Written by – Manish Juneja
Project Purpose
The objective is to establish an enterprise Data Lake that streamlines data management and fulfills growing consumption and analytical requirements. The solution involves implementing an AWS data lake, which ensures secure, reliable, and easily accessible storage for structured and unstructured data of any scale. The infrastructure as code (IaC) methodology is utilized to construct the entire solution in conjunction with a CI/CD strategy.
Before Setup
Previous customers faced limitations with conventional data storage and analytical tools, as they lacked the agility, scalability, and flexibility to generate valuable business insights. The system required significant manual intervention and imposed substantial operational overhead.
Approach finalized
An enterprise data lake solution is required to centrally manage data assets, enable automated ingestion, enable consistent consumption patterns, and implement security guardrails.
AWS offers Lake Formation, a pre-packaged service that integrates centralized access management on the AWS platform, allowing for faster establishment of a data lake. This service facilitates data searching, sharing, transformation, analysis, and governance within an organization or with external users.
Architecture overview
The high-level AWS cloud architecture is shown in the below diagram. The necessary AWS services are provisioned using this information.
Solution Components
The proposed solution leverages the Terraform IaC tool to automate the creation of the entire platform on the AWS Cloud. Subsequently, distinct AWS code pipelines are established for each environment (DEV/TEST/PROD). Each pipeline is responsible for deploying the corresponding Terraform code for its respective environment. The following AWS services can be provisioned and configured using the Terraform code to construct a data lake solution on the AWS Cloud.
· S3 Buckets
The solution uses Amazon S3 buckets, which allow for the storage of unlimited cloud files and datasets. Multiple S3 buckets will be created, including landing, raw, and curated buckets to accommodate different datasets. The landing bucket will house all unstructured data, serving as a secure temporary storage location for incoming source files. After the validation tests, the data from the landing bucket is transferred to the raw bucket. The raw bucket provides secure storage for data in its original, unaltered state. Data processing operations will be performed on the data residing in the raw bucket. Once the analysis and conversion processes are completed, the processed data will be loaded into a curated bucket.
· AWS Transfer family
This solution configures a fully managed and secure transfer family that scales in real-time to meet your needs, enabling you to transfer files into and out of Amazon Simple Storage Service (Amazon S3) storage with respect to achieving data-in-transit encryption.

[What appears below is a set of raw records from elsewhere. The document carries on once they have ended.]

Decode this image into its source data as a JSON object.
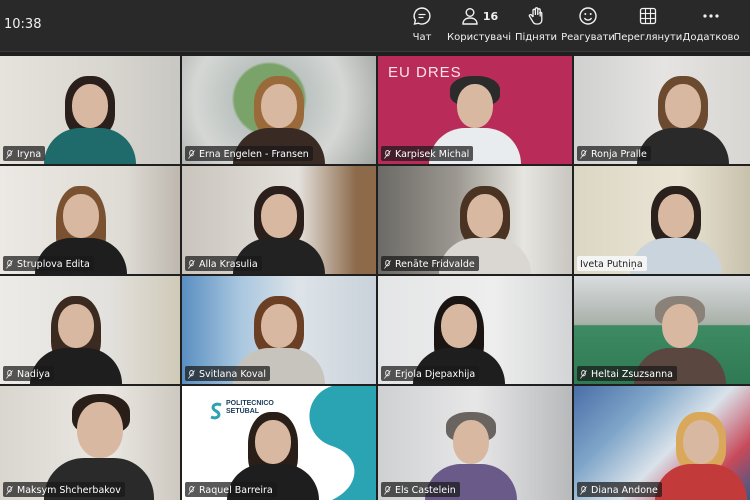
{
  "clock": "10:38",
  "toolbar": {
    "chat": "Чат",
    "people": "Користувачі",
    "people_count": "16",
    "raise": "Підняти",
    "react": "Реагувати",
    "view": "Переглянути",
    "more": "Додатково"
  },
  "colors": {
    "topbar": "#292929",
    "background": "#1f1f1f"
  },
  "participants": [
    {
      "name": "Iryna"
    },
    {
      "name": "Erna Engelen - Fransen"
    },
    {
      "name": "Karpisek Michal",
      "overlay": "EU DRES"
    },
    {
      "name": "Ronja Pralle"
    },
    {
      "name": "Struplova Edita"
    },
    {
      "name": "Alla Krasulia"
    },
    {
      "name": "Renāte Fridvalde"
    },
    {
      "name": "Iveta Putniņa"
    },
    {
      "name": "Nadiya"
    },
    {
      "name": "Svitlana Koval"
    },
    {
      "name": "Erjola Djepaxhija"
    },
    {
      "name": "Heltai Zsuzsanna"
    },
    {
      "name": "Maksym Shcherbakov"
    },
    {
      "name": "Raquel Barreira",
      "overlay": "POLITECNICO SETÚBAL"
    },
    {
      "name": "Els Castelein"
    },
    {
      "name": "Diana Andone"
    }
  ]
}
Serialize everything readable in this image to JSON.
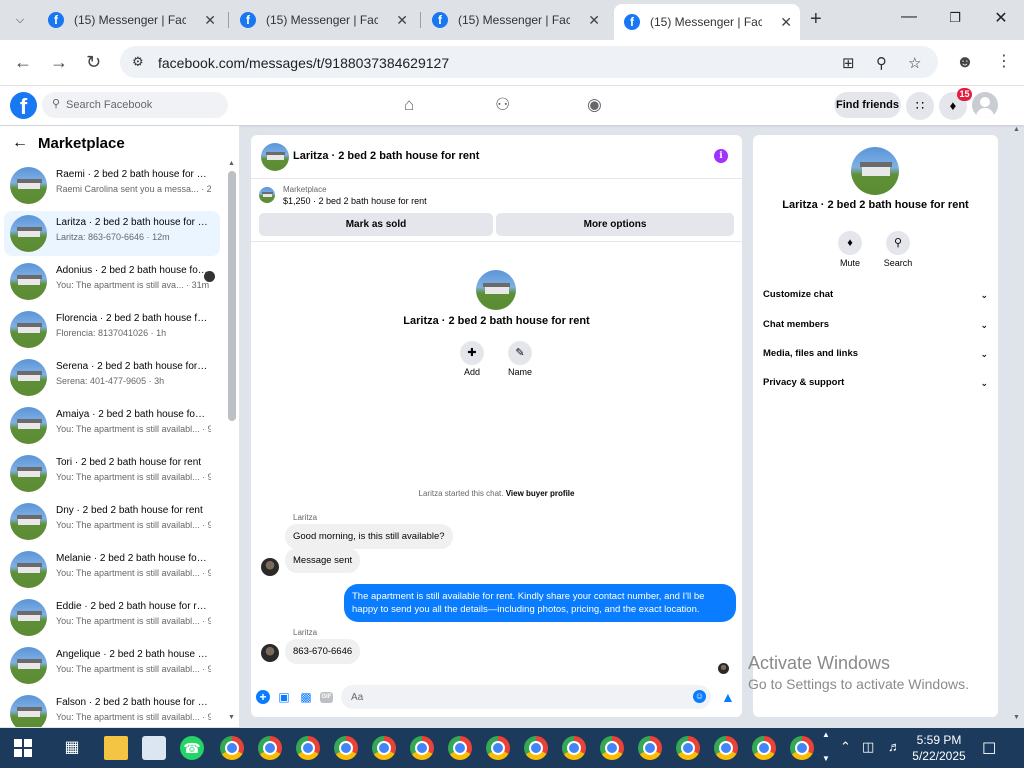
{
  "browser": {
    "tabs": [
      {
        "title": "(15) Messenger | Facebook",
        "active": false
      },
      {
        "title": "(15) Messenger | Facebook",
        "active": false
      },
      {
        "title": "(15) Messenger | Facebook",
        "active": false
      },
      {
        "title": "(15) Messenger | Facebook",
        "active": true
      }
    ],
    "url": "facebook.com/messages/t/9188037384629127"
  },
  "fb": {
    "logo": "f",
    "search_placeholder": "Search Facebook",
    "find_friends": "Find friends",
    "notification_count": "15"
  },
  "sidebar": {
    "title": "Marketplace",
    "conversations": [
      {
        "name": "Raemi · 2 bed 2 bath house for rent",
        "preview": "Raemi Carolina sent you a messa...",
        "time": "· 2m"
      },
      {
        "name": "Laritza · 2 bed 2 bath house for rent",
        "preview": "Laritza: 863-670-6646",
        "time": "· 12m"
      },
      {
        "name": "Adonius · 2 bed 2 bath house for rent",
        "preview": "You: The apartment is still ava...",
        "time": "· 31m"
      },
      {
        "name": "Florencia · 2 bed 2 bath house for rent",
        "preview": "Florencia: 8137041026",
        "time": "· 1h"
      },
      {
        "name": "Serena · 2 bed 2 bath house for rent",
        "preview": "Serena: 401-477-9605",
        "time": "· 3h"
      },
      {
        "name": "Amaiya · 2 bed 2 bath house for rent",
        "preview": "You: The apartment is still availabl...",
        "time": "· 9h"
      },
      {
        "name": "Tori · 2 bed 2 bath house for rent",
        "preview": "You: The apartment is still availabl...",
        "time": "· 9h"
      },
      {
        "name": "Dny · 2 bed 2 bath house for rent",
        "preview": "You: The apartment is still availabl...",
        "time": "· 9h"
      },
      {
        "name": "Melanie · 2 bed 2 bath house for rent",
        "preview": "You: The apartment is still availabl...",
        "time": "· 9h"
      },
      {
        "name": "Eddie · 2 bed 2 bath house for rent",
        "preview": "You: The apartment is still availabl...",
        "time": "· 9h"
      },
      {
        "name": "Angelique · 2 bed 2 bath house for rent",
        "preview": "You: The apartment is still availabl...",
        "time": "· 9h"
      },
      {
        "name": "Falson · 2 bed 2 bath house for rent",
        "preview": "You: The apartment is still availabl...",
        "time": "· 9h"
      }
    ]
  },
  "chat": {
    "title": "Laritza · 2 bed 2 bath house for rent",
    "marketplace_label": "Marketplace",
    "listing": "$1,250 · 2 bed 2 bath house for rent",
    "mark_sold": "Mark as sold",
    "more_options": "More options",
    "add_label": "Add",
    "name_label": "Name",
    "started_text": "Laritza started this chat.",
    "view_profile": "View buyer profile",
    "messages": [
      {
        "sender": "Laritza",
        "text": "Good morning, is this still available?"
      },
      {
        "text": "Message sent"
      },
      {
        "text": "The apartment is still available for rent. Kindly share your contact number, and I'll be happy to send you all the details—including photos, pricing, and the exact location."
      },
      {
        "sender": "Laritza",
        "text": "863-670-6646"
      }
    ],
    "composer_placeholder": "Aa",
    "gif_label": "GIF"
  },
  "right_panel": {
    "title": "Laritza · 2 bed 2 bath house for rent",
    "mute": "Mute",
    "search": "Search",
    "rows": [
      "Customize chat",
      "Chat members",
      "Media, files and links",
      "Privacy & support"
    ]
  },
  "watermark": {
    "line1": "Activate Windows",
    "line2": "Go to Settings to activate Windows."
  },
  "taskbar": {
    "time": "5:59 PM",
    "date": "5/22/2025"
  },
  "colors": {
    "fb_blue": "#1877f2",
    "message_blue": "#0a7cff",
    "taskbar": "#1b3a5c"
  }
}
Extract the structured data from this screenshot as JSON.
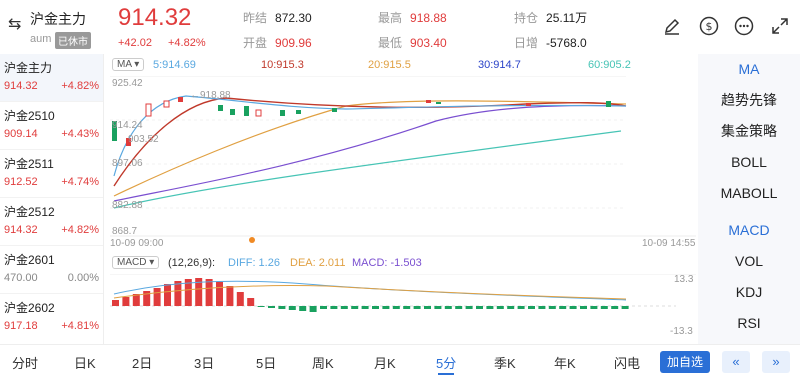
{
  "header": {
    "product_name": "沪金主力",
    "product_code": "aum",
    "status_badge": "已休市",
    "last_price": "914.32",
    "change": "+42.02",
    "change_pct": "+4.82%",
    "stats": {
      "prev_close_label": "昨结",
      "prev_close": "872.30",
      "open_label": "开盘",
      "open": "909.96",
      "high_label": "最高",
      "high": "918.88",
      "low_label": "最低",
      "low": "903.40",
      "oi_label": "持仓",
      "oi": "25.11万",
      "oi_change_label": "日增",
      "oi_change": "-5768.0"
    },
    "icons": [
      "draw-icon",
      "dollar-icon",
      "more-icon",
      "fullscreen-icon"
    ]
  },
  "contracts": [
    {
      "name": "沪金主力",
      "price": "914.32",
      "pct": "+4.82%",
      "trend": "up"
    },
    {
      "name": "沪金2510",
      "price": "909.14",
      "pct": "+4.43%",
      "trend": "up"
    },
    {
      "name": "沪金2511",
      "price": "912.52",
      "pct": "+4.74%",
      "trend": "up"
    },
    {
      "name": "沪金2512",
      "price": "914.32",
      "pct": "+4.82%",
      "trend": "up"
    },
    {
      "name": "沪金2601",
      "price": "470.00",
      "pct": "0.00%",
      "trend": "flat"
    },
    {
      "name": "沪金2602",
      "price": "917.18",
      "pct": "+4.81%",
      "trend": "up"
    }
  ],
  "ma_legend": {
    "selector": "MA",
    "ma5": "5:914.69",
    "ma10": "10:915.3",
    "ma20": "20:915.5",
    "ma30": "30:914.7",
    "ma60": "60:905.2"
  },
  "macd_legend": {
    "selector": "MACD",
    "params": "(12,26,9):",
    "diff": "DIFF: 1.26",
    "dea": "DEA: 2.011",
    "macd": "MACD: -1.503"
  },
  "chart_data": {
    "type": "candlestick",
    "price_axis": {
      "labels": [
        "925.42",
        "914.24",
        "903.52",
        "897.06",
        "882.88",
        "868.7"
      ],
      "high_marker": "918.88"
    },
    "time_axis": {
      "start": "10-09 09:00",
      "end": "10-09 14:55"
    },
    "macd_axis": {
      "max": "13.3",
      "min": "-13.3"
    },
    "colors": {
      "up": "#e03c3c",
      "down": "#19a15f",
      "ma5": "#5aa8e0",
      "ma10": "#c0392b",
      "ma20": "#e0a042",
      "ma30": "#7a4fd0",
      "ma60": "#47c4b5"
    }
  },
  "indicators": {
    "main": [
      "MA",
      "趋势先锋",
      "集金策略",
      "BOLL",
      "MABOLL"
    ],
    "sub": [
      "MACD",
      "VOL",
      "KDJ",
      "RSI"
    ]
  },
  "timeframes": [
    "分时",
    "日K",
    "2日",
    "3日",
    "5日",
    "周K",
    "月K",
    "5分",
    "季K",
    "年K",
    "闪电"
  ],
  "active_timeframe": "5分",
  "watchlist_label": "加自选",
  "nav": {
    "prev": "«",
    "next": "»"
  }
}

All unstructured data from different sources will be loaded into the landing S3 bucket using the transfer family service.
· AWS KMS
You can make, maintain, and exercise control over cryptographic keys using AWS Key Management Service (AWS KMS). AWS KMS keys are used to encrypt Amazon S3 objects. As a result, the KMS keys are used to encrypt the data at rest.
· Lake Formation
The solution configures lake formation. It is a fully managed service that makes building, securing, and managing data lakes easier. It can gather and store data at any scale for a reasonable price. It secures the data and prevents unauthorized access. It enables scalable, centralized management of fine-grained access for internal and external clients/consumers at the table and column levels.
· AWS Glue
The approach utilizes AWS Glue to make data within the data lake discoverable and enables extract, transform, and load (ETL) capabilities for data preparation before analysis. Glue creates a unified metadata repository, a data catalog encompassing various data sources. The solution will employ Glue crawlers for each data source and schedule daily scans to monitor changes. The ETL glue jobs can be planned and executed using the glue workflows to transform data.
· AWS Athena
Using common SQL queries, this solution configures Athena to simplify analyzing data directly in Amazon S3. Users can query curated data in a SQL fashion with Athena thanks to its integration with AWS Glue Data Catalog.
· DynamoDB
It is a fully managed service for NoSQL databases. The Data Lake uses Amazon DynamoDB tables on AWS solution to store metadata for the data packages, configuration options, and user items.
· AWS Lambda
To execute glue jobs and subsequent crawlers, this system uses Lambda to start Glue Workflows. Lambda allows code to be executed without server provisioning or management.
· AWS SNS
SNS is a user-friendly web service that simplifies cloud notifications’ setup, utilization, and delivery. SNS notifications are utilized to inform recipients at each stage of data processing about various processing steps.
Summary
The setting up of an enterprise data lake on the AWS Cloud was discussed in this post. However, this is just the beginning, as every time a situation, requirement, cost, team skill, or new service offered by cloud platforms changes, there are many more aspects to consider and adapt to.